Lina Bo Bardi was not a conventional architect. She had been involved with the design of exhibitions long before she conceived of the cultural institutions that gave her work visibility, such as the Museum of Art of São Paulo, the Museum of Popular Art in Salvador, and SESC Pompeia Leisure Center highlighted in this lecture.
Lina Bo Bardi was not a conventional curator, either. An exhibition, to her, was more than the display of iconic objects to convey prestige or to please the eyes. It was a learning experience. It was an invitation to wonder about artistic creation with no preconceptions of origin and meaning.
Her early involvement in exhibitions started with her participation in the efforts of Italian designers to educate the taste of a growing middle class in a fast-industrializing country after the end of World War II. Her collaboration with her husband, the contentious gallery owner and journalist Pietro Maria Bardi, whom she followed in an adventurous commercial and cultural move to Brazil, allowed her close involvement with museum projects.
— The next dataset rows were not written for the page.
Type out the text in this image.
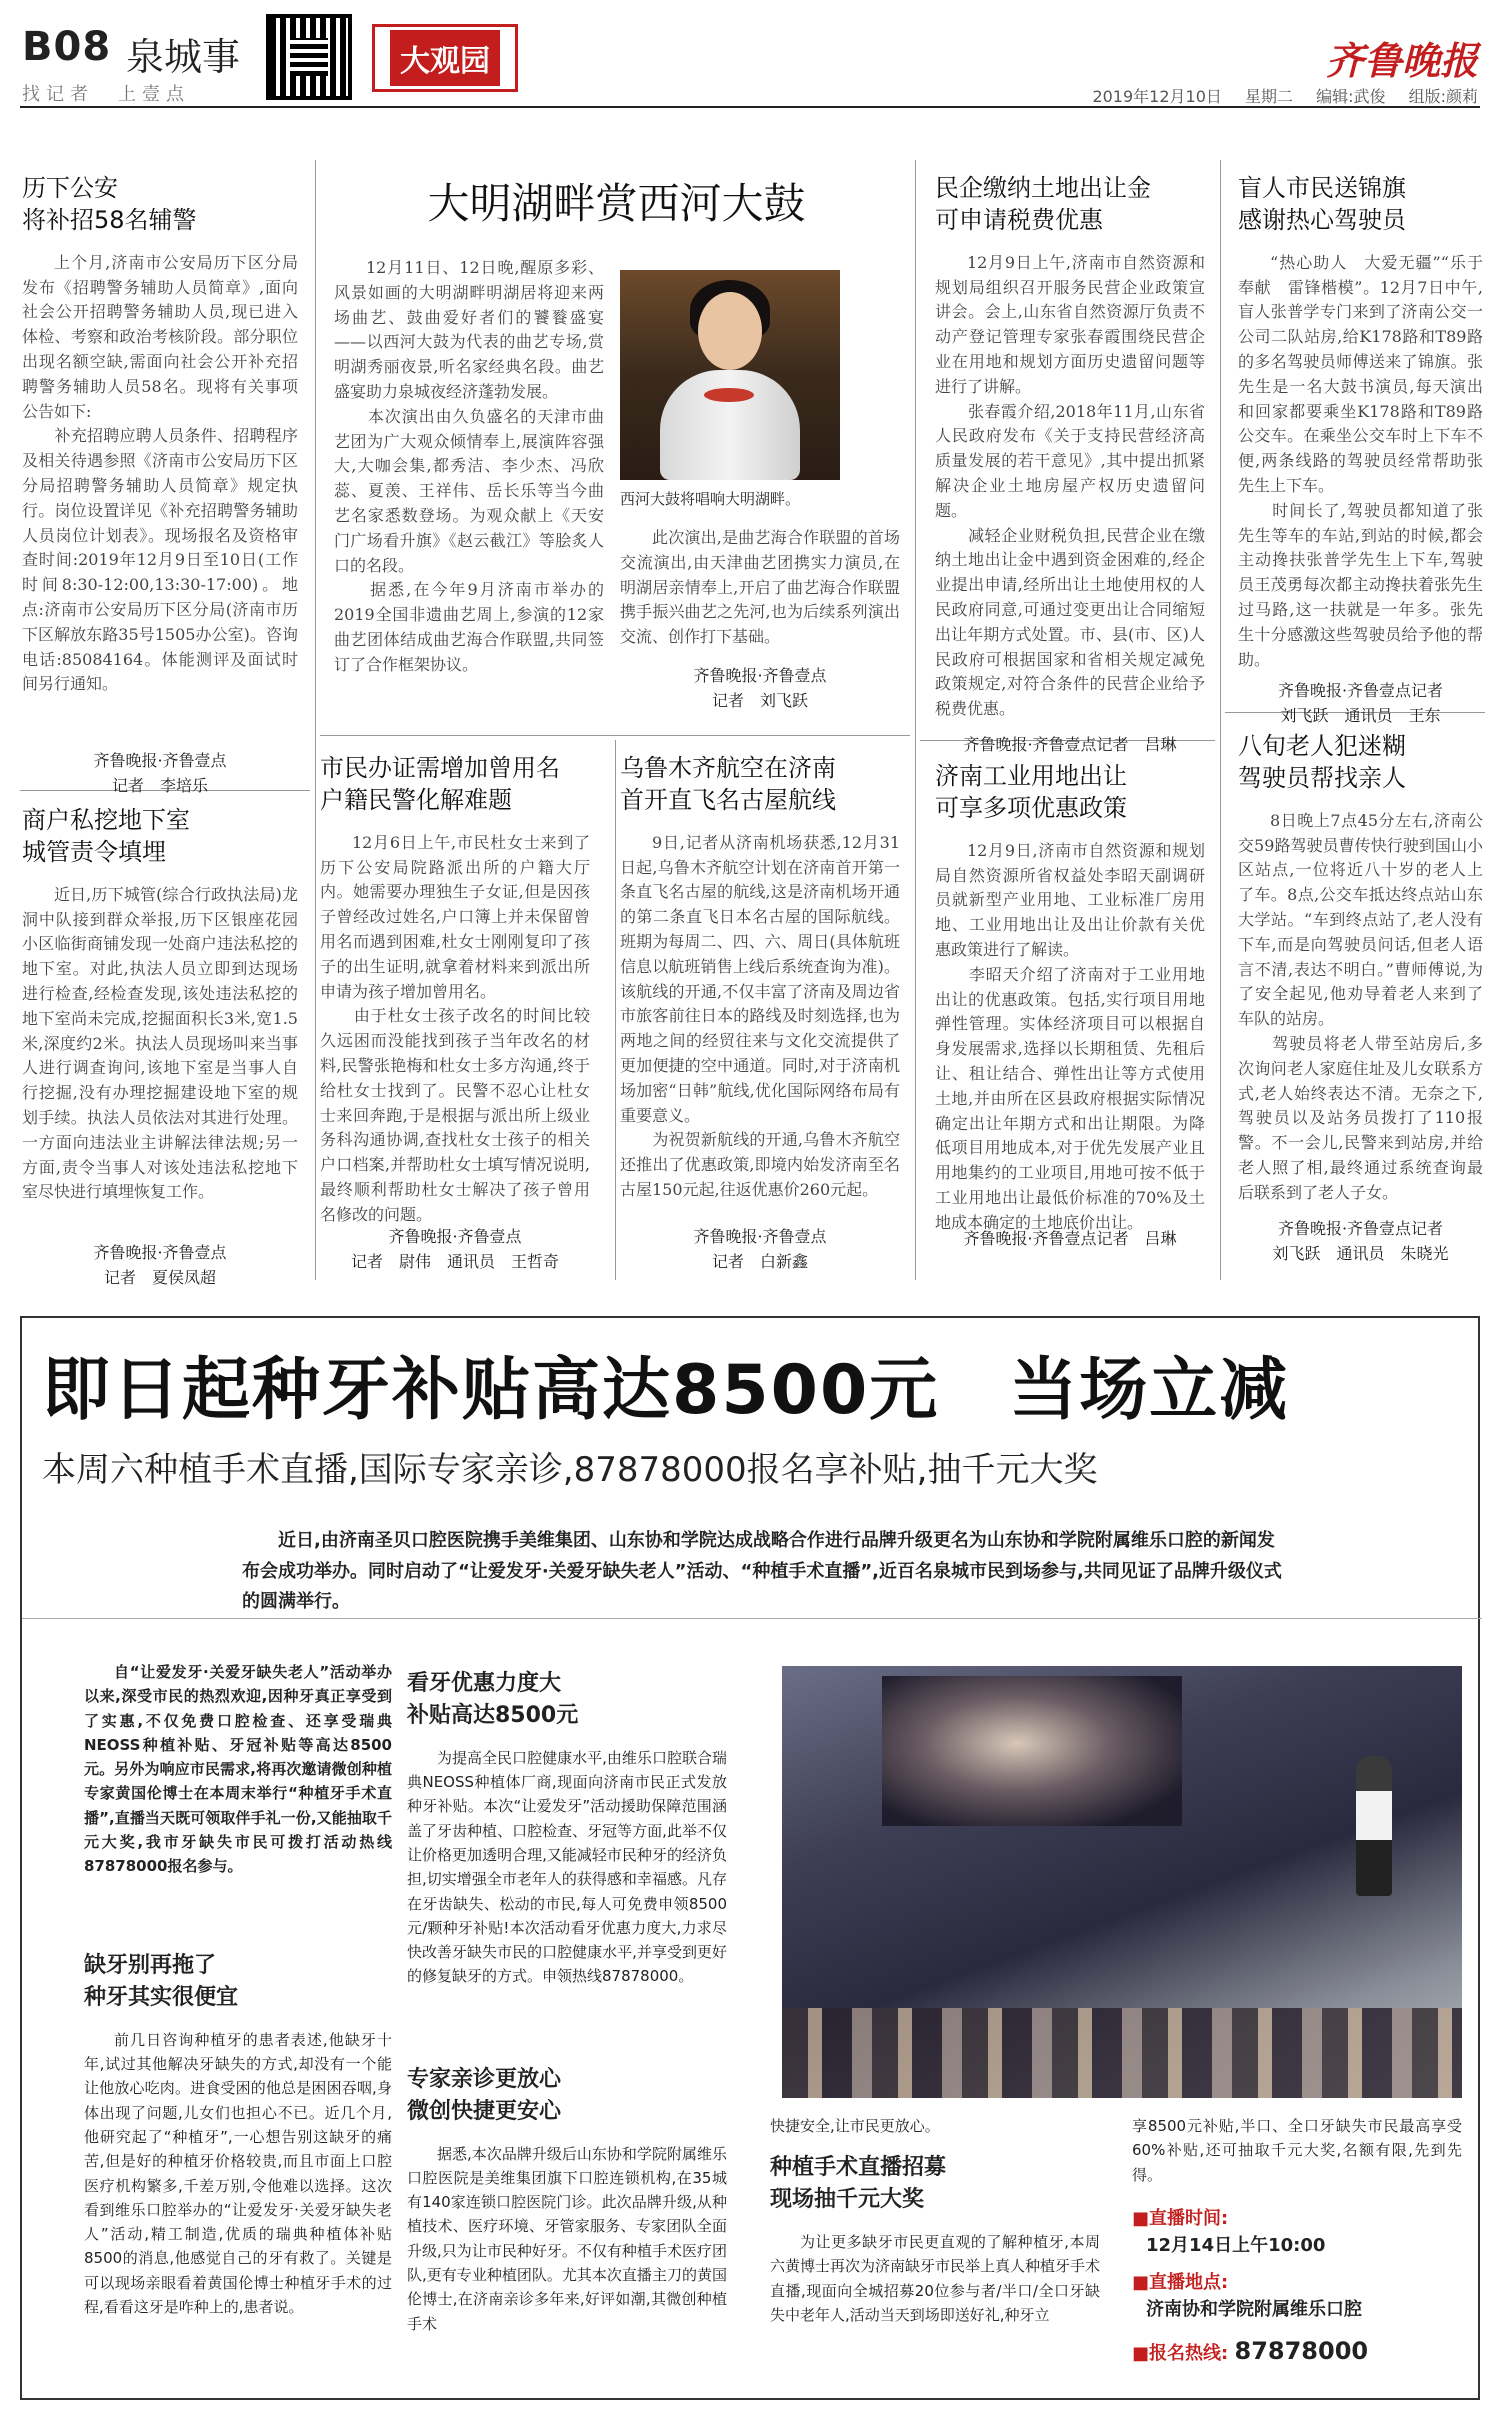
B08 泉城事
找记者　上壹点
大观园	齐鲁晚报
2019年12月10日 星期二 编辑:武俊 组版:颜莉
历下公安
将补招58名辅警
上个月,济南市公安局历下区分局发布《招聘警务辅助人员简章》,面向社会公开招聘警务辅助人员,现已进入体检、考察和政治考核阶段。部分职位出现名额空缺,需面向社会公开补充招聘警务辅助人员58名。现将有关事项公告如下:
　　补充招聘应聘人员条件、招聘程序及相关待遇参照《济南市公安局历下区分局招聘警务辅助人员简章》规定执行。岗位设置详见《补充招聘警务辅助人员岗位计划表》。现场报名及资格审查时间:2019年12月9日至10日(工作时间8:30-12:00,13:30-17:00)。地点:济南市公安局历下区分局(济南市历下区解放东路35号1505办公室)。咨询电话:85084164。体能测评及面试时间另行通知。
齐鲁晚报·齐鲁壹点
记者　李培乐
商户私挖地下室
城管责令填埋
近日,历下城管(综合行政执法局)龙洞中队接到群众举报,历下区银座花园小区临街商铺发现一处商户违法私挖的地下室。对此,执法人员立即到达现场进行检查,经检查发现,该处违法私挖的地下室尚未完成,挖掘面积长3米,宽1.5米,深度约2米。执法人员现场叫来当事人进行调查询问,该地下室是当事人自行挖掘,没有办理挖掘建设地下室的规划手续。执法人员依法对其进行处理。一方面向违法业主讲解法律法规;另一方面,责令当事人对该处违法私挖地下室尽快进行填埋恢复工作。
齐鲁晚报·齐鲁壹点
记者　夏侯凤超
大明湖畔赏西河大鼓
12月11日、12日晚,醒原多彩、风景如画的大明湖畔明湖居将迎来两场曲艺、鼓曲爱好者们的饕餮盛宴——以西河大鼓为代表的曲艺专场,赏明湖秀丽夜景,听名家经典名段。曲艺盛宴助力泉城夜经济蓬勃发展。
　　本次演出由久负盛名的天津市曲艺团为广大观众倾情奉上,展演阵容强大,大咖会集,都秀洁、李少杰、冯欣蕊、夏羡、王祥伟、岳长乐等当今曲艺名家悉数登场。为观众献上《天安门广场看升旗》《赵云截江》等脍炙人口的名段。
　　据悉,在今年9月济南市举办的2019全国非遗曲艺周上,参演的12家曲艺团体结成曲艺海合作联盟,共同签订了合作框架协议。
西河大鼓将唱响大明湖畔。
此次演出,是曲艺海合作联盟的首场交流演出,由天津曲艺团携实力演员,在明湖居亲情奉上,开启了曲艺海合作联盟携手振兴曲艺之先河,也为后续系列演出交流、创作打下基础。
齐鲁晚报·齐鲁壹点
记者　刘飞跃
市民办证需增加曾用名
户籍民警化解难题
12月6日上午,市民杜女士来到了历下公安局院路派出所的户籍大厅内。她需要办理独生子女证,但是因孩子曾经改过姓名,户口簿上并未保留曾用名而遇到困难,杜女士刚刚复印了孩子的出生证明,就拿着材料来到派出所申请为孩子增加曾用名。
　　由于杜女士孩子改名的时间比较久远困而没能找到孩子当年改名的材料,民警张艳梅和杜女士多方沟通,终于给杜女士找到了。民警不忍心让杜女士来回奔跑,于是根据与派出所上级业务科沟通协调,查找杜女士孩子的相关户口档案,并帮助杜女士填写情况说明,最终顺利帮助杜女士解决了孩子曾用名修改的问题。
齐鲁晚报·齐鲁壹点
记者　尉伟　通讯员　王哲奇
乌鲁木齐航空在济南
首开直飞名古屋航线
9日,记者从济南机场获悉,12月31日起,乌鲁木齐航空计划在济南首开第一条直飞名古屋的航线,这是济南机场开通的第二条直飞日本名古屋的国际航线。班期为每周二、四、六、周日(具体航班信息以航班销售上线后系统查询为准)。该航线的开通,不仅丰富了济南及周边省市旅客前往日本的路线及时刻选择,也为两地之间的经贸往来与文化交流提供了更加便捷的空中通道。同时,对于济南机场加密“日韩”航线,优化国际网络布局有重要意义。
　　为祝贺新航线的开通,乌鲁木齐航空还推出了优惠政策,即境内始发济南至名古屋150元起,往返优惠价260元起。
齐鲁晚报·齐鲁壹点
记者　白新鑫
民企缴纳土地出让金
可申请税费优惠
12月9日上午,济南市自然资源和规划局组织召开服务民营企业政策宣讲会。会上,山东省自然资源厅负责不动产登记管理专家张春霞围绕民营企业在用地和规划方面历史遗留问题等进行了讲解。
　　张春霞介绍,2018年11月,山东省人民政府发布《关于支持民营经济高质量发展的若干意见》,其中提出抓紧解决企业土地房屋产权历史遗留问题。
　　减轻企业财税负担,民营企业在缴纳土地出让金中遇到资金困难的,经企业提出申请,经所出让土地使用权的人民政府同意,可通过变更出让合同缩短出让年期方式处置。市、县(市、区)人民政府可根据国家和省相关规定减免政策规定,对符合条件的民营企业给予税费优惠。
齐鲁晚报·齐鲁壹点记者　吕琳
济南工业用地出让
可享多项优惠政策
12月9日,济南市自然资源和规划局自然资源所省权益处李昭天副调研员就新型产业用地、工业标准厂房用地、工业用地出让及出让价款有关优惠政策进行了解读。
　　李昭天介绍了济南对于工业用地出让的优惠政策。包括,实行项目用地弹性管理。实体经济项目可以根据自身发展需求,选择以长期租赁、先租后让、租让结合、弹性出让等方式使用土地,并由所在区县政府根据实际情况确定出让年期方式和出让期限。为降低项目用地成本,对于优先发展产业且用地集约的工业项目,用地可按不低于工业用地出让最低价标准的70%及土地成本确定的土地底价出让。
齐鲁晚报·齐鲁壹点记者　吕琳
盲人市民送锦旗
感谢热心驾驶员
“热心助人　大爱无疆”“乐于奉献　雷锋楷模”。12月7日中午,盲人张普学专门来到了济南公交一公司二队站房,给K178路和T89路的多名驾驶员师傅送来了锦旗。张先生是一名大鼓书演员,每天演出和回家都要乘坐K178路和T89路公交车。在乘坐公交车时上下车不便,两条线路的驾驶员经常帮助张先生上下车。
　　时间长了,驾驶员都知道了张先生等车的车站,到站的时候,都会主动搀扶张普学先生上下车,驾驶员王茂勇每次都主动搀扶着张先生过马路,这一扶就是一年多。张先生十分感激这些驾驶员给予他的帮助。
齐鲁晚报·齐鲁壹点记者
刘飞跃　通讯员　王东
八旬老人犯迷糊
驾驶员帮找亲人
8日晚上7点45分左右,济南公交59路驾驶员曹传快行驶到国山小区站点,一位将近八十岁的老人上了车。8点,公交车抵达终点站山东大学站。“车到终点站了,老人没有下车,而是向驾驶员问话,但老人语言不清,表达不明白。”曹师傅说,为了安全起见,他劝导着老人来到了车队的站房。
　　驾驶员将老人带至站房后,多次询问老人家庭住址及儿女联系方式,老人始终表达不清。无奈之下,驾驶员以及站务员拨打了110报警。不一会儿,民警来到站房,并给老人照了相,最终通过系统查询最后联系到了老人子女。
齐鲁晚报·齐鲁壹点记者
刘飞跃　通讯员　朱晓光
即日起种牙补贴高达8500元　当场立减
本周六种植手术直播,国际专家亲诊,87878000报名享补贴,抽千元大奖
近日,由济南圣贝口腔医院携手美维集团、山东协和学院达成战略合作进行品牌升级更名为山东协和学院附属维乐口腔的新闻发布会成功举办。同时启动了“让爱发牙·关爱牙缺失老人”活动、“种植手术直播”,近百名泉城市民到场参与,共同见证了品牌升级仪式的圆满举行。
自“让爱发牙·关爱牙缺失老人”活动举办以来,深受市民的热烈欢迎,因种牙真正享受到了实惠,不仅免费口腔检查、还享受瑞典NEOSS种植补贴、牙冠补贴等高达8500元。另外为响应市民需求,将再次邀请微创种植专家黄国伦博士在本周末举行“种植牙手术直播”,直播当天既可领取伴手礼一份,又能抽取千元大奖,我市牙缺失市民可拨打活动热线87878000报名参与。
缺牙别再拖了
种牙其实很便宜
前几日咨询种植牙的患者表述,他缺牙十年,试过其他解决牙缺失的方式,却没有一个能让他放心吃肉。进食受困的他总是困困吞咽,身体出现了问题,儿女们也担心不已。近几个月,他研究起了“种植牙”,一心想告别这缺牙的痛苦,但是好的种植牙价格较贵,而且市面上口腔医疗机构繁多,千差万别,令他难以选择。这次看到维乐口腔举办的“让爱发牙·关爱牙缺失老人”活动,精工制造,优质的瑞典种植体补贴8500的消息,他感觉自己的牙有救了。关键是可以现场亲眼看着黄国伦博士种植牙手术的过程,看看这牙是咋种上的,患者说。
看牙优惠力度大
补贴高达8500元
为提高全民口腔健康水平,由维乐口腔联合瑞典NEOSS种植体厂商,现面向济南市民正式发放种牙补贴。本次“让爱发牙”活动援助保障范围涵盖了牙齿种植、口腔检查、牙冠等方面,此举不仅让价格更加透明合理,又能减轻市民种牙的经济负担,切实增强全市老年人的获得感和幸福感。凡存在牙齿缺失、松动的市民,每人可免费申领8500元/颗种牙补贴!本次活动看牙优惠力度大,力求尽快改善牙缺失市民的口腔健康水平,并享受到更好的修复缺牙的方式。申领热线87878000。
专家亲诊更放心
微创快捷更安心
据悉,本次品牌升级后山东协和学院附属维乐口腔医院是美维集团旗下口腔连锁机构,在35城有140家连锁口腔医院门诊。此次品牌升级,从种植技术、医疗环境、牙管家服务、专家团队全面升级,只为让市民种好牙。不仅有种植手术医疗团队,更有专业种植团队。尤其本次直播主刀的黄国伦博士,在济南亲诊多年来,好评如潮,其微创种植手术
快捷安全,让市民更放心。
种植手术直播招募
现场抽千元大奖
为让更多缺牙市民更直观的了解种植牙,本周六黄博士再次为济南缺牙市民举上真人种植牙手术直播,现面向全城招募20位参与者/半口/全口牙缺失中老年人,活动当天到场即送好礼,种牙立
享8500元补贴,半口、全口牙缺失市民最高享受60%补贴,还可抽取千元大奖,名额有限,先到先得。
■直播时间:
12月14日上午10:00
■直播地点:
济南协和学院附属维乐口腔
■报名热线: 87878000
Aside from Bardi’s historical and educational interest in wide-ranging assemblages and cabinets of curiosities, his confrontational imprint added a sense of controversy to her curatorial experience and discourse.
After this formative period in Italy and Brazil in the 1940s and 1950s, her pedagogical approach to exhibitions gradually expanded toward political concerns as she developed an independent career in Bahia in the early 1960s. During this period, she became involved in exhibition and theater productions in collaboration with the director of the Drama School in Salvador, who opened her eyes to the continuity between displaying and staging tactics and between artistic and ethnographic narratives. In the meantime, she also engaged with the emerging artistic avant-garde that aspired to the socialization of culture in Brazil.
In the following decade, during the harshest years of the authoritarian regime in Brazil, Bo Bardi radicalized her design practice by becoming involved in experimental theater productions. In her maturity, she was able to consolidate her desire for a synthesis of architecture as the place for the staging of everyday life in the projects she designed for several cultural facilities and large exhibitions that eliminated superfluous effects and called for reflection.
In hindsight, many of the shows she helped organize throughout her career had ethical implications. Like her scenic projects that placed spectators in direct contact with performers, they intended to usher viewers into action. And by doing so, they nurtured a relevant pedagogical and political purpose much beyond the desire for visual delight.
Lina Bo Bardi saw no distinction between the cultural relevance of a masterpiece of Western painting and of a quilt crafted anonymously from old rags. To her, they were both the labor of human creation.